Il Vescovo di Roma incoraggia ad «esigere dai protagonisti della vita pubblica coerenza d’impegno, preparazione, rettitudine morale, capacità d’iniziativa, longanimità, pazienza e forza d’animo nell’affrontare le sfide di oggi, senza tuttavia pretendere un’impossibile perfezione». Le vicende «umane e storiche e la complessità dei problemi non permettono di risolvere tutto e subito. Un sano realismo sa che anche la migliore classe dirigente non può risolvere in un baleno tutte le questioni. Per rendersene conto basta provare ad agire di persona invece di limitarsi a osservare e criticare dal balcone l’operato degli altri». Si troverà in tal modo la forza di assumersi le responsabilità che ci competono, comprendendo al tempo stesso che, pur con l’aiuto di Dio e la collaborazione degli uomini, accadrà comunque di commettere degli sbagli». E quando capita che «un politico sbaglia, chieda scusa - esclama il Papa di nuovo a braccio - e poi si vada avanti».

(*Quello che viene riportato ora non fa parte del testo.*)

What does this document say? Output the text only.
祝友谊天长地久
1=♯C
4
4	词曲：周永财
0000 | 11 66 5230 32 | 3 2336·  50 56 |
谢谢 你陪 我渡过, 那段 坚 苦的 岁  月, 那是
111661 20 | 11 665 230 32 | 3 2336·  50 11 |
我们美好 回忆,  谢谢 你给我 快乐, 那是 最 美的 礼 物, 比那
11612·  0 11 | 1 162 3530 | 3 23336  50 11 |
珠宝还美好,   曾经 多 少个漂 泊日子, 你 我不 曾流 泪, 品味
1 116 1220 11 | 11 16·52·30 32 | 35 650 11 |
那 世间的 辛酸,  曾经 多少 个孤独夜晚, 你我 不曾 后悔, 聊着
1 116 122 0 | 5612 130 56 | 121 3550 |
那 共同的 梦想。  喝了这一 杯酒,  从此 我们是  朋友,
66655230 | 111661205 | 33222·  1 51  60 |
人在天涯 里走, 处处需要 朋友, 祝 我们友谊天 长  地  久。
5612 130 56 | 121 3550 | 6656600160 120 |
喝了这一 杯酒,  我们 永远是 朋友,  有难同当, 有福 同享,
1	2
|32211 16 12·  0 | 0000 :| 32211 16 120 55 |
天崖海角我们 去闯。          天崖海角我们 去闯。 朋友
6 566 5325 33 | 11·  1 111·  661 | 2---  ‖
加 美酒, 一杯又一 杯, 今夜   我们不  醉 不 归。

Cesena, «come tutta la Romagna, è stata tradizionalmente terra di accese passioni politiche», rammenta; ecco, «vorrei dire a voi e a tutti: riscoprite anche per l’oggi il valore di questa dimensione essenziale della convivenza civile e date il vostro contributo, pronti a far prevalere il bene del tutto su quello di una parte; pronti a riconoscere che ogni idea va verificata e rimodellata nel confronto con la realtà; pronti a riconoscere che è fondamentale avviare iniziative suscitando ampie collaborazioni più che puntare all’occupazione dei posti». Sottolinea Francesco: «Siate esigenti con voi stessi e con gli altri, sapendo che l’impegno coscienzioso preceduto da un’idonea preparazione darà il suo frutto e farà crescere il bene e persino la felicità delle persone».

La politica è sembrata «in questi anni a volte ritrarsi di fronte all’aggressività e alla pervasività di altre forme di potere - osserva - come quella finanziaria e quella mediatica. Occorre rilanciare i diritti della buona politica, la sua idoneità specifica a servire il bene pubblico, ad agire in modo da diminuire le disuguaglianze, a promuovere con misure concrete il bene delle famiglie, a fornire una solida cornice di diritti–doveri e a renderli effettivi per tutti». 

Infine, il Pontefice chiede di pregare «il Signore perché susciti buoni politici, che abbiano davvero a cuore la società, il popolo e il bene dei poveri». Prima di congedarsi da piazza del Popolo, Francesco rivolge un pensiero accorato a «chi sta soffrendo», poi scende dal palco per andare a salutare gli ammalati presenti.